If you and your DP want to go with IVF yhe speak to your GP as you may be entitled to one or more cycles on the NHS.

In the meantime have sex when you want it, because you love your DH. You have a lot of making up to do. Show him that you can get back to your old self and you love him, not just his sperm.

Counselling could help.

Qvar · 07/03/2018 10:36

You can lose your mind without abusing your partner.

TheVanguardSix · 07/03/2018 10:39

Qvar you really don't know what making babies can do to couples, do you?

I don't think the OP was asking AIBU and she's not on trial here. She's in a shit situation and she knows what she said was terrible. How she's feeling is worse though. She and her partner have failed to have a family. That is a searing pain beyond comprehension to so many.

Hurt people hurt people. And OP is hurting. We say mean shit when we're in pain. We're human. This isn't some long-term domestic abuse situation. This is a couple at the end of their tether, with nowhere left to go really.

Qvar · 07/03/2018 10:47

Seriously does nobody have a hard line they draw with their behaviour?

I know someone whose child has DIED and they don't abuse their partner.

SOmething can be searingly painful without you needing to spread the pain around.

Infertility is searingly painful and it breaks relationships. A relationship where one person has resorted to abusing the other in an attempt to get their own way is BROKEN. because the person who got abused, the victim of the abuse, will never again fully trust the abuser not to abuse when their back is against the wall.

OP may never ever behave like that again - too late.

I get that it's painful - it's still abuse

I get that it's unbearable - it's still abuse

I get that she actually couldn't help herself - and it's STILL ABUSE

flowersWB · 07/03/2018 10:49

I think I agree with Qvar.
If this had been op's partner who had lost his mind stressing about conceiving and been stood naked at the front door screaming and demanding that op dtd right here right now then you'd all tell her to ltb. Let's not justify domestic abuse just because it's the woman doing it.

I think you need to stop trying to conceive and hope he forgives you. Repair your relationship if you can.

Oliversmumsarmy · 07/03/2018 10:50

Friend was in similar position. Her mum kept on about gc not realising that they were trying.

After one such comment friend told her DM that they were trying but nothing happening.

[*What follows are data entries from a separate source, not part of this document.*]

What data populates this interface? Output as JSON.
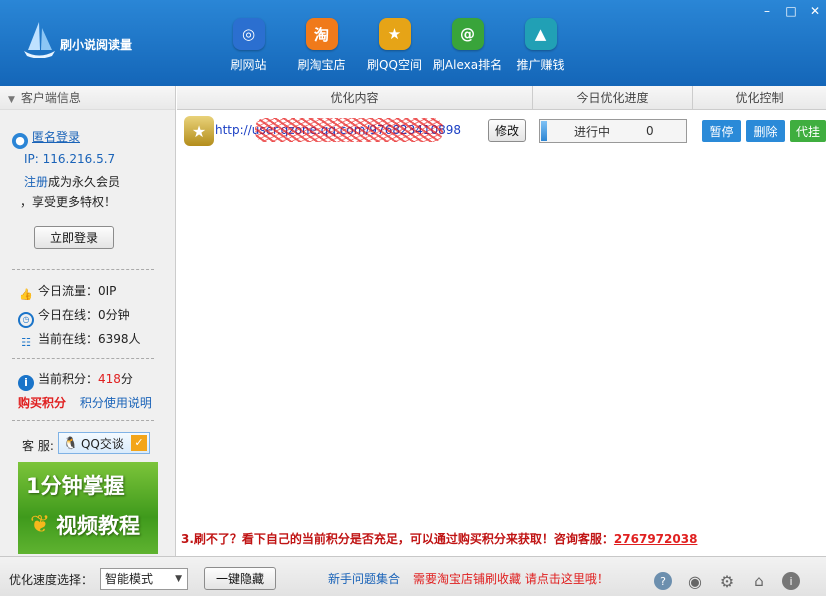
{
  "app": {
    "title": "刷小说阅读量"
  },
  "window_controls": {
    "minimize": "–",
    "maximize": "□",
    "close": "✕"
  },
  "nav": [
    {
      "label": "刷网站",
      "icon": "globe-icon",
      "color": "#2b6fd0",
      "glyph": "◎"
    },
    {
      "label": "刷淘宝店",
      "icon": "taobao-icon",
      "color": "#f07a1a",
      "glyph": "淘"
    },
    {
      "label": "刷QQ空间",
      "icon": "star-icon",
      "color": "#e6a417",
      "glyph": "★"
    },
    {
      "label": "刷Alexa排名",
      "icon": "at-icon",
      "color": "#39a43a",
      "glyph": "@"
    },
    {
      "label": "推广赚钱",
      "icon": "rocket-icon",
      "color": "#21a0b5",
      "glyph": "▲"
    }
  ],
  "sidebar": {
    "header": "客户端信息",
    "login_name": "匿名登录",
    "ip_label": "IP: 116.216.5.7",
    "register_link": "注册",
    "register_text": "成为永久会员",
    "privilege_text": "，享受更多特权！",
    "login_button": "立即登录",
    "today_traffic": "今日流量：0IP",
    "today_online": "今日在线：0分钟",
    "current_online": "当前在线：6398人",
    "points_label": "当前积分：",
    "points_value": "418",
    "points_unit": "分",
    "buy_points": "购买积分",
    "points_help": "积分使用说明",
    "service_label": "客 服:",
    "qq_button": "QQ交谈",
    "video_line1": "1分钟掌握",
    "video_line2": "视频教程"
  },
  "table": {
    "headers": [
      "优化内容",
      "今日优化进度",
      "优化控制"
    ],
    "row": {
      "url": "http://user.qzone.qq.com/976823410898",
      "edit_button": "修改",
      "progress_status": "进行中",
      "progress_value": "0",
      "progress_fraction": 0.04,
      "pause_button": "暂停",
      "delete_button": "删除",
      "proxy_button": "代挂"
    }
  },
  "notice": {
    "text": "3.刷不了？看下自己的当前积分是否充足，可以通过购买积分来获取！咨询客服：",
    "number": "2767972038"
  },
  "statusbar": {
    "speed_label": "优化速度选择：",
    "speed_value": "智能模式",
    "hide_button": "一键隐藏",
    "faq_link": "新手问题集合",
    "promo_link": "需要淘宝店铺刷收藏 请点击这里哦！"
  },
  "colors": {
    "accent": "#1a74c9",
    "action_blue": "#2a8ad8",
    "action_green": "#3fae3f",
    "alert_red": "#e02020"
  }
}
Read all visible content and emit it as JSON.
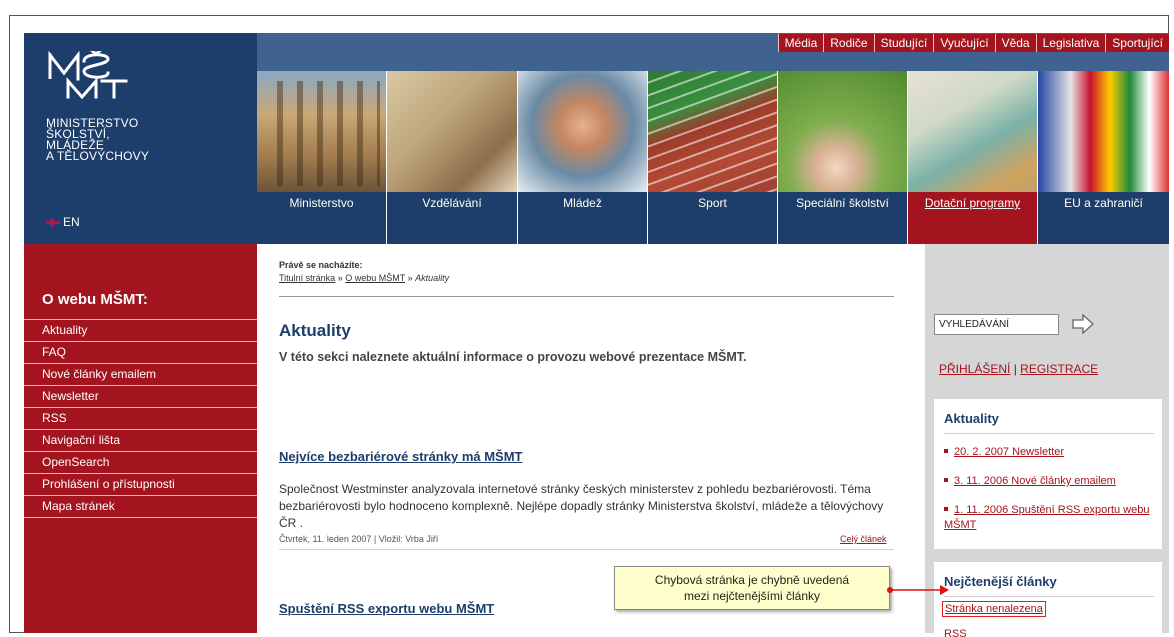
{
  "brand": {
    "name_lines": [
      "MINISTERSTVO",
      "ŠKOLSTVÍ,",
      "MLÁDEŽE",
      "A TĚLOVÝCHOVY"
    ],
    "logo_icon": "msmt-logo-icon",
    "lang_label": "EN",
    "lang_icon": "uk-flag-icon"
  },
  "toplinks": [
    "Média",
    "Rodiče",
    "Studující",
    "Vyučující",
    "Věda",
    "Legislativa",
    "Sportující"
  ],
  "mainnav": [
    {
      "label": "Ministerstvo",
      "active": false
    },
    {
      "label": "Vzdělávání",
      "active": false
    },
    {
      "label": "Mládež",
      "active": false
    },
    {
      "label": "Sport",
      "active": false
    },
    {
      "label": "Speciální školství",
      "active": false
    },
    {
      "label": "Dotační programy",
      "active": true
    },
    {
      "label": "EU a zahraničí",
      "active": false
    }
  ],
  "leftmenu": {
    "title": "O webu MŠMT:",
    "items": [
      "Aktuality",
      "FAQ",
      "Nové články emailem",
      "Newsletter",
      "RSS",
      "Navigační lišta",
      "OpenSearch",
      "Prohlášení o přístupnosti",
      "Mapa stránek"
    ]
  },
  "content": {
    "you_are_here": "Právě se nacházíte:",
    "breadcrumb": {
      "home": "Titulní stránka",
      "sep": " » ",
      "parent": "O webu MŠMT",
      "current": "Aktuality"
    },
    "title": "Aktuality",
    "intro": "V této sekci naleznete aktuální informace o provozu webové prezentace MŠMT.",
    "article1": {
      "title": "Nejvíce bezbariérové stránky má MŠMT",
      "body": "Společnost Westminster analyzovala internetové stránky českých ministerstev z pohledu bezbariérovosti. Téma bezbariérovosti bylo hodnoceno komplexně. Nejlépe dopadly stránky Ministerstva školství, mládeže a tělovýchovy ČR .",
      "meta": "Čtvrtek, 11. leden 2007 | Vložil: Vrba Jiří",
      "more": "Celý článek"
    },
    "article2": {
      "title": "Spuštění RSS exportu webu MŠMT"
    }
  },
  "right": {
    "search_value": "VYHLEDÁVÁNÍ",
    "search_go_icon": "arrow-right-icon",
    "login": "PŘIHLÁŠENÍ",
    "auth_sep": " | ",
    "register": "REGISTRACE",
    "news_title": "Aktuality",
    "news": [
      "20. 2. 2007 Newsletter",
      "3. 11. 2006 Nové články emailem",
      "1. 11. 2006 Spuštění RSS exportu webu MŠMT"
    ],
    "most_read_title": "Nejčtenější články",
    "most_read": [
      "Stránka nenalezena",
      "RSS"
    ]
  },
  "callout": {
    "line1": "Chybová stránka je chybně uvedená",
    "line2": "mezi nejčtenějšími články"
  },
  "colors": {
    "navy": "#1d3d6a",
    "crimson": "#a3141e",
    "sidebar_gray": "#d6d6d6",
    "callout_bg": "#ffffcc"
  }
}
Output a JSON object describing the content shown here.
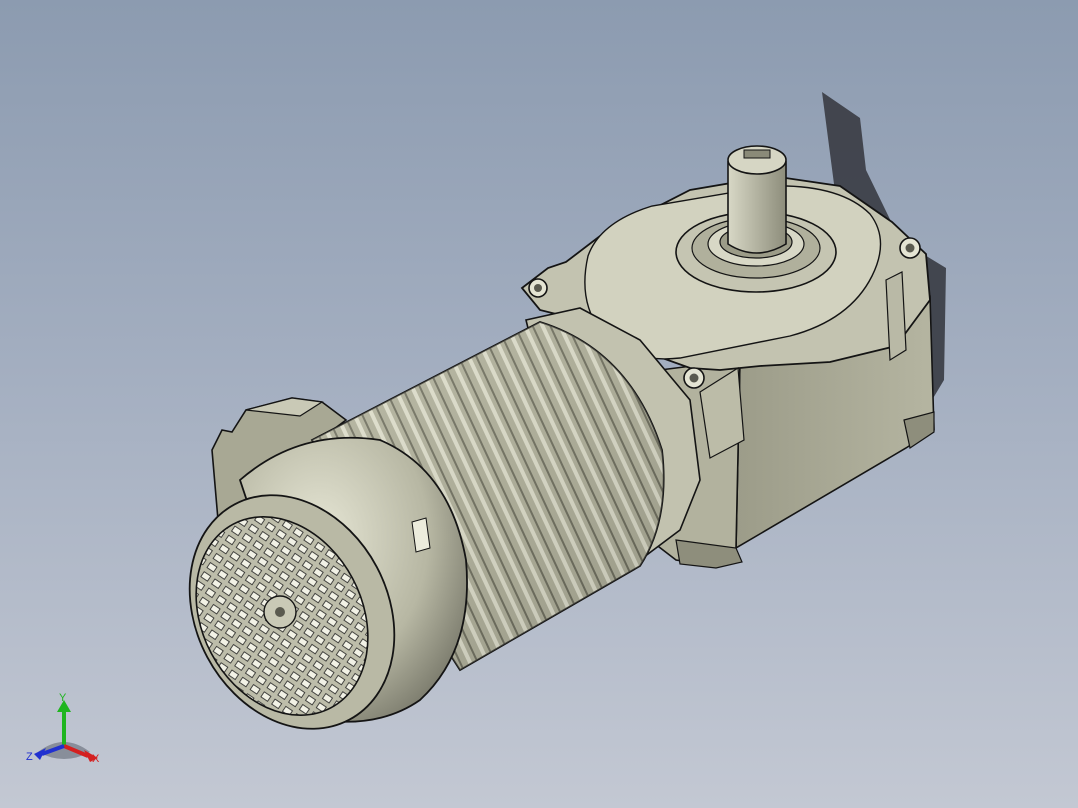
{
  "viewport": {
    "background_top": "#8c9bb0",
    "background_bottom": "#c3c8d3",
    "model": "geared-motor-3d-model"
  },
  "triad": {
    "x_label": "X",
    "y_label": "Y",
    "z_label": "Z",
    "x_color": "#d42020",
    "y_color": "#1fb51f",
    "z_color": "#2030d0"
  },
  "colors": {
    "body_light": "#c9c9b6",
    "body_mid": "#a7a792",
    "body_dark": "#77776a",
    "edge": "#141414",
    "shadow": "#3d4049"
  }
}
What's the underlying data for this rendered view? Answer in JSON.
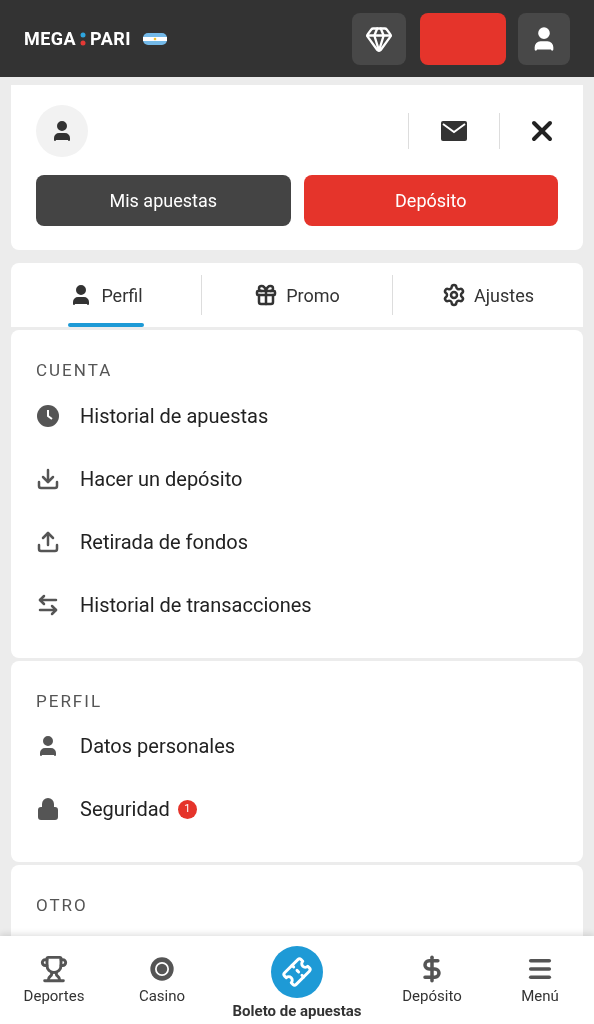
{
  "header": {
    "logo": {
      "left": "MEGA",
      "right": "PARI"
    }
  },
  "account_card": {
    "buttons": [
      {
        "label": "Mis apuestas",
        "kind": "secondary"
      },
      {
        "label": "Depósito",
        "kind": "primary"
      }
    ]
  },
  "tabs": [
    {
      "label": "Perfil",
      "selected": true
    },
    {
      "label": "Promo",
      "selected": false
    },
    {
      "label": "Ajustes",
      "selected": false
    }
  ],
  "sections": [
    {
      "title": "CUENTA",
      "items": [
        {
          "label": "Historial de apuestas"
        },
        {
          "label": "Hacer un depósito"
        },
        {
          "label": "Retirada de fondos"
        },
        {
          "label": "Historial de transacciones"
        }
      ]
    },
    {
      "title": "PERFIL",
      "items": [
        {
          "label": "Datos personales"
        },
        {
          "label": "Seguridad",
          "badge": "1"
        }
      ]
    },
    {
      "title": "OTRO"
    }
  ],
  "bottom_nav": [
    {
      "label": "Deportes",
      "selected": false
    },
    {
      "label": "Casino",
      "selected": false
    },
    {
      "label": "Boleto de apuestas",
      "selected": true
    },
    {
      "label": "Depósito",
      "selected": false
    },
    {
      "label": "Menú",
      "selected": false
    }
  ]
}
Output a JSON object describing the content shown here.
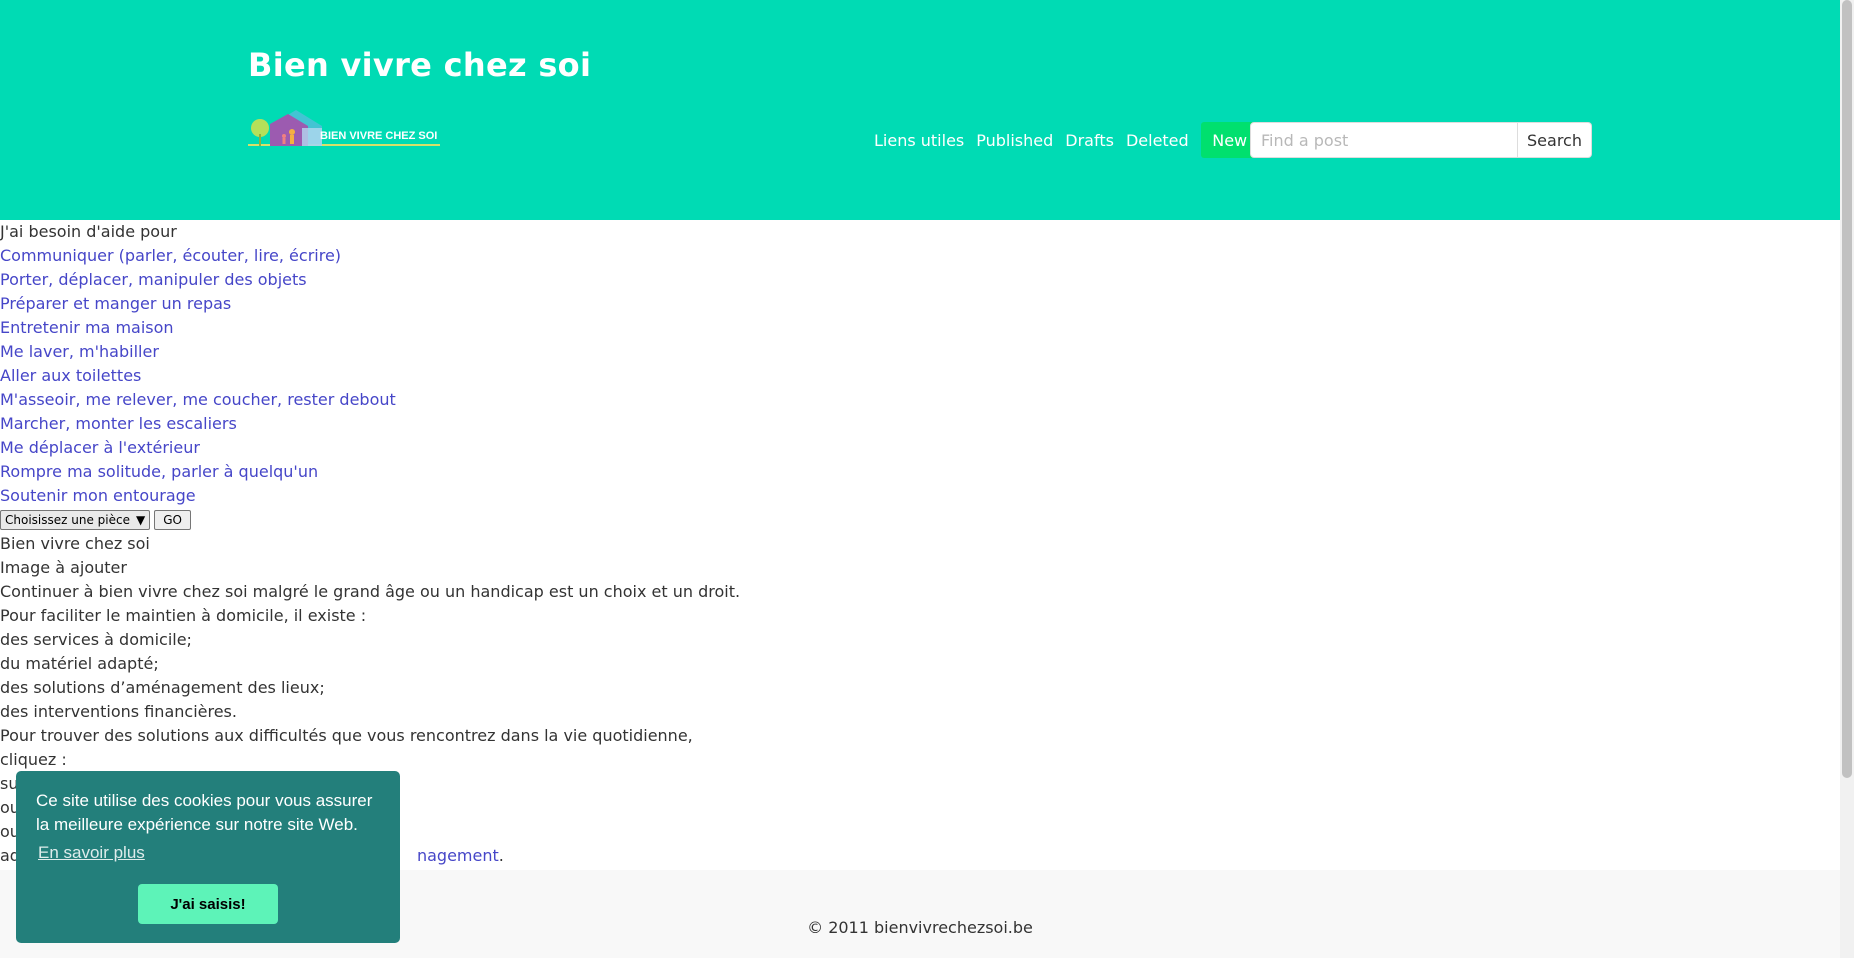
{
  "header": {
    "site_title": "Bien vivre chez soi",
    "logo_text": "BIEN VIVRE CHEZ SOI"
  },
  "nav": {
    "items": [
      "Liens utiles",
      "Published",
      "Drafts",
      "Deleted"
    ],
    "new_label": "New"
  },
  "search": {
    "placeholder": "Find a post",
    "button_label": "Search"
  },
  "main": {
    "intro": "J'ai besoin d'aide pour",
    "links": [
      "Communiquer (parler, écouter, lire, écrire)",
      "Porter, déplacer, manipuler des objets",
      "Préparer et manger un repas",
      "Entretenir ma maison",
      "Me laver, m'habiller",
      "Aller aux toilettes",
      "M'asseoir, me relever, me coucher, rester debout",
      "Marcher, monter les escaliers",
      "Me déplacer à l'extérieur",
      "Rompre ma solitude, parler à quelqu'un",
      "Soutenir mon entourage"
    ],
    "select_value": "Choisissez une pièce",
    "go_label": "GO",
    "section_title": "Bien vivre chez soi",
    "image_alt": "Image à ajouter",
    "paragraphs": [
      "Continuer à bien vivre chez soi malgré le grand âge ou un handicap est un choix et un droit.",
      "Pour faciliter le maintien à domicile, il existe :",
      "des services à domicile;",
      "du matériel adapté;",
      "des solutions d’aménagement des lieux;",
      "des interventions financières.",
      "Pour trouver des solutions aux difficultés que vous rencontrez dans la vie quotidienne,",
      "cliquez :",
      "su",
      "ou",
      "ou"
    ],
    "last_prefix": "ad",
    "last_link": "nagement",
    "last_suffix": "."
  },
  "footer": {
    "copyright": "© 2011 bienvivrechezsoi.be"
  },
  "cookie": {
    "message": "Ce site utilise des cookies pour vous assurer la meilleure expérience sur notre site Web.",
    "learn_more": "En savoir plus",
    "accept": "J'ai saisis!"
  },
  "colors": {
    "header_bg": "#00dbb4",
    "new_button": "#00e06e",
    "link": "#4646c8",
    "cookie_bg": "#237f7b",
    "cookie_button": "#5df3b8"
  },
  "icons": {
    "select_arrow": "dropdown-arrow-icon",
    "logo": "house-logo-icon"
  }
}
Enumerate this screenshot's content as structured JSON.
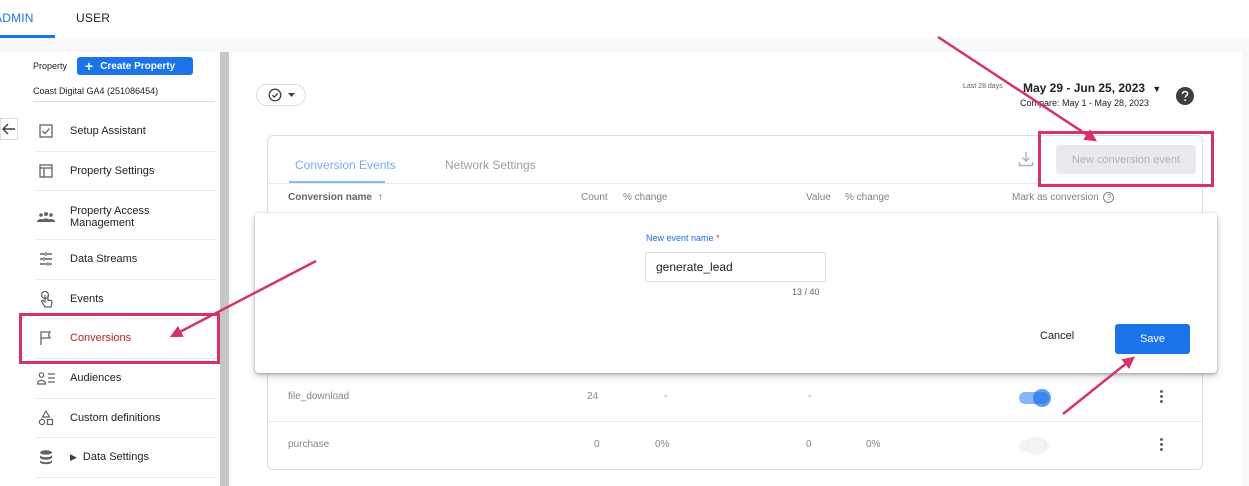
{
  "top_tabs": {
    "admin": "ADMIN",
    "user": "USER"
  },
  "sidebar": {
    "property_label": "Property",
    "create_property": "Create Property",
    "property_name": "Coast Digital GA4 (251086454)",
    "items": [
      {
        "label": "Setup Assistant",
        "icon": "checkbox-icon"
      },
      {
        "label": "Property Settings",
        "icon": "window-icon"
      },
      {
        "label": "Property Access Management",
        "icon": "people-icon"
      },
      {
        "label": "Data Streams",
        "icon": "streams-icon"
      },
      {
        "label": "Events",
        "icon": "touch-icon"
      },
      {
        "label": "Conversions",
        "icon": "flag-icon"
      },
      {
        "label": "Audiences",
        "icon": "audience-icon"
      },
      {
        "label": "Custom definitions",
        "icon": "shapes-icon"
      },
      {
        "label": "Data Settings",
        "icon": "database-icon"
      }
    ]
  },
  "header": {
    "date_small": "Last 28 days",
    "date_range": "May 29 - Jun 25, 2023",
    "compare": "Compare: May 1 - May 28, 2023"
  },
  "tabs": {
    "conversion_events": "Conversion Events",
    "network_settings": "Network Settings"
  },
  "new_conversion_button": "New conversion event",
  "table": {
    "headers": {
      "name": "Conversion name",
      "count": "Count",
      "count_change": "% change",
      "value": "Value",
      "value_change": "% change",
      "mark": "Mark as conversion"
    },
    "rows": [
      {
        "name": "file_download",
        "count": "24",
        "count_change": "-",
        "value": "-",
        "value_change": "",
        "mark": true
      },
      {
        "name": "purchase",
        "count": "0",
        "count_change": "0%",
        "value": "0",
        "value_change": "0%",
        "mark": false
      }
    ]
  },
  "dialog": {
    "field_label": "New event name",
    "required_mark": "*",
    "value": "generate_lead",
    "counter": "13 / 40",
    "cancel": "Cancel",
    "save": "Save"
  },
  "colors": {
    "accent": "#1a73e8",
    "highlight": "#d6336c",
    "active_nav": "#b3261e"
  }
}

DM told her to lie in bed after with her bum in the air for an hour.
Nobody knows for sure whether it was a fluke but she was pregnant soon after.

Lollipop30 · 07/03/2018 11:03

Jeez she’s stressed. Thankfully it sounds like your partner actually understands the situation.

Stop ‘trying’ and go back to enjoying sex. Whilst you both feel such immense pressure to perform it won’t happen to the standard necessary to make a baby anyway.

It’s all well and good saying you just have to lie back as such but the sex has to actually be good as orgasm increases your chances of getting pregnant.

Take the pressure off. Concentrate on your lives without kids, make plans without them.

It took us 7yrs TTC and I now have three. I’ve been through this crap, I’ve screamed at my husband, I’ve felt useless and incapable and taken it out on everyone else. It may happen, it may not, but don’t waste your life waiting or ruin your relationship because of stress. Give yourself another focus, exercise, eat well, get a job you love, get a hobbie. Good luck OP you’ll be fine either way

blueskyinmarch · 07/03/2018 11:03

Qvar I had a child who died. On the surface and from the outside me and DH coped well. But there were moments when i let rip in hurtful ways at DH and there were times DH acted in hurtful ways to me. Nothing physical ever, all just verbal, but we understood that we were both going through the worst mental and emotional trauma. We took time to talk to each other, we sought counselling and we got through it. But it was hard. From the outside you would never have known. Mental trauma is fucking debilitating.

Qvar · 07/03/2018 11:04

Mental trauma is fucking debilitating

yes it is

And that doesn't make OPs behaviour ok in the context of trying to conceive a baby with someone.

MargaretCavendish · 07/03/2018 11:05

Nobody knows for sure whether it was a fluke but she was pregnant soon after.

Actually, they do know for sure. It was a fluke.